From: Nishanth Aravamudan <nacc@us.ibm.com>
To: Luca Maranzano <liuk001@gmail.com>
Cc: "LinuxVirtualServer.org users mailing list."
<lvs-users@linuxvirtualserver.org>,
netdev@oss.sgi.com
Subject: Re: ipvs_syncmaster brings cpu to 100%
Date: Mon, 26 Sep 2005 10:51:12 -0700 [thread overview]
Message-ID: <20050926175112.GF7532@us.ibm.com> (raw)

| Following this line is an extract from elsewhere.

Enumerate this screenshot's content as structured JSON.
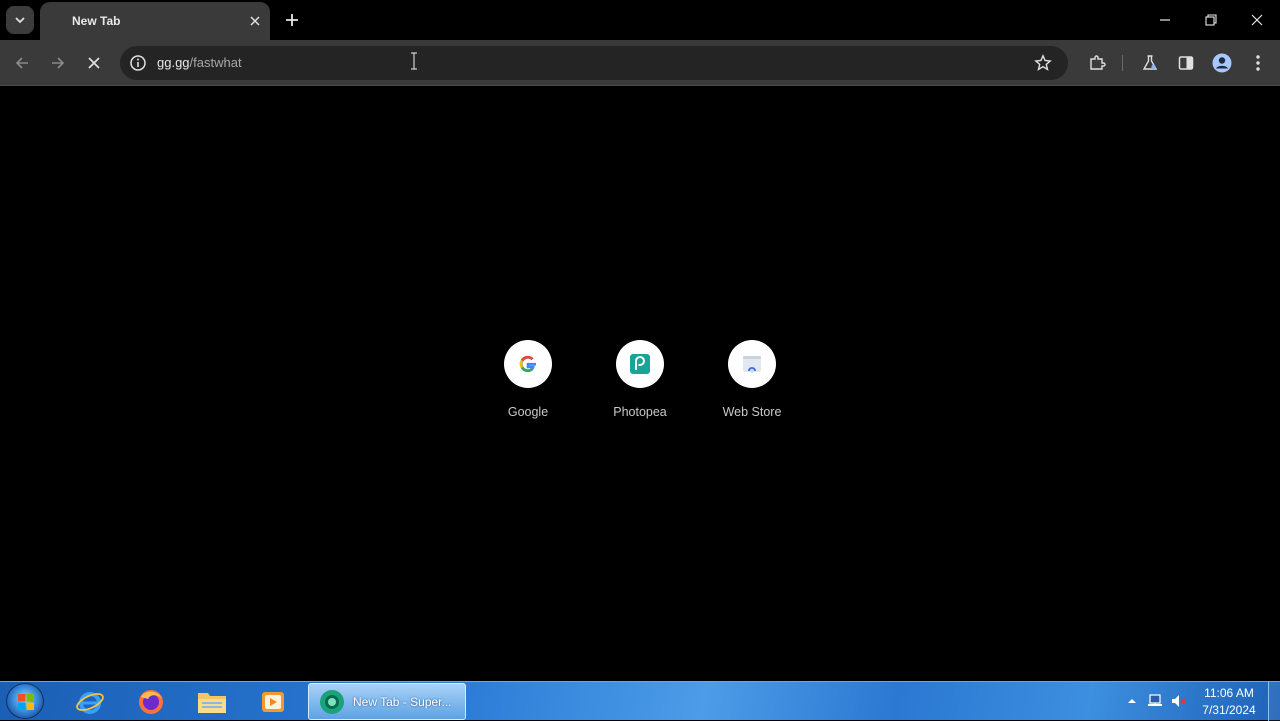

In-Reply-To: <68559cef05092607441dd8e961@mail.gmail.com>
On 26.09.2005 [16:44:09 +0200], Luca Maranzano wrote:
> On 26/09/05, Nishanth Aravamudan <nacc@us.ibm.com> wrote:
> > On 26.09.2005 [15:52:02 +0200], Luca Maranzano wrote:
> > > On 26/09/05, Nishanth Aravamudan <nacc@us.ibm.com> wrote:
> > > > On 26.09.2005 [17:12:32 +0900], Horms wrote:
> > > > > On Mon, Sep 26, 2005 at 05:05:10PM +0900, Horms wrote:
> > > > >
> > > > > [snip]
> > > > >
> > > > > > > > > > Furthermore, if I make an "rgrep" in the source tree of kernel 2.6.12
> > > > > > > > > > the function schedule_timeout() is more used than the ssleep() (517
> > > > > > > > > > occurrencies vs. 43), so why in ip_vs_sync.c there was this change?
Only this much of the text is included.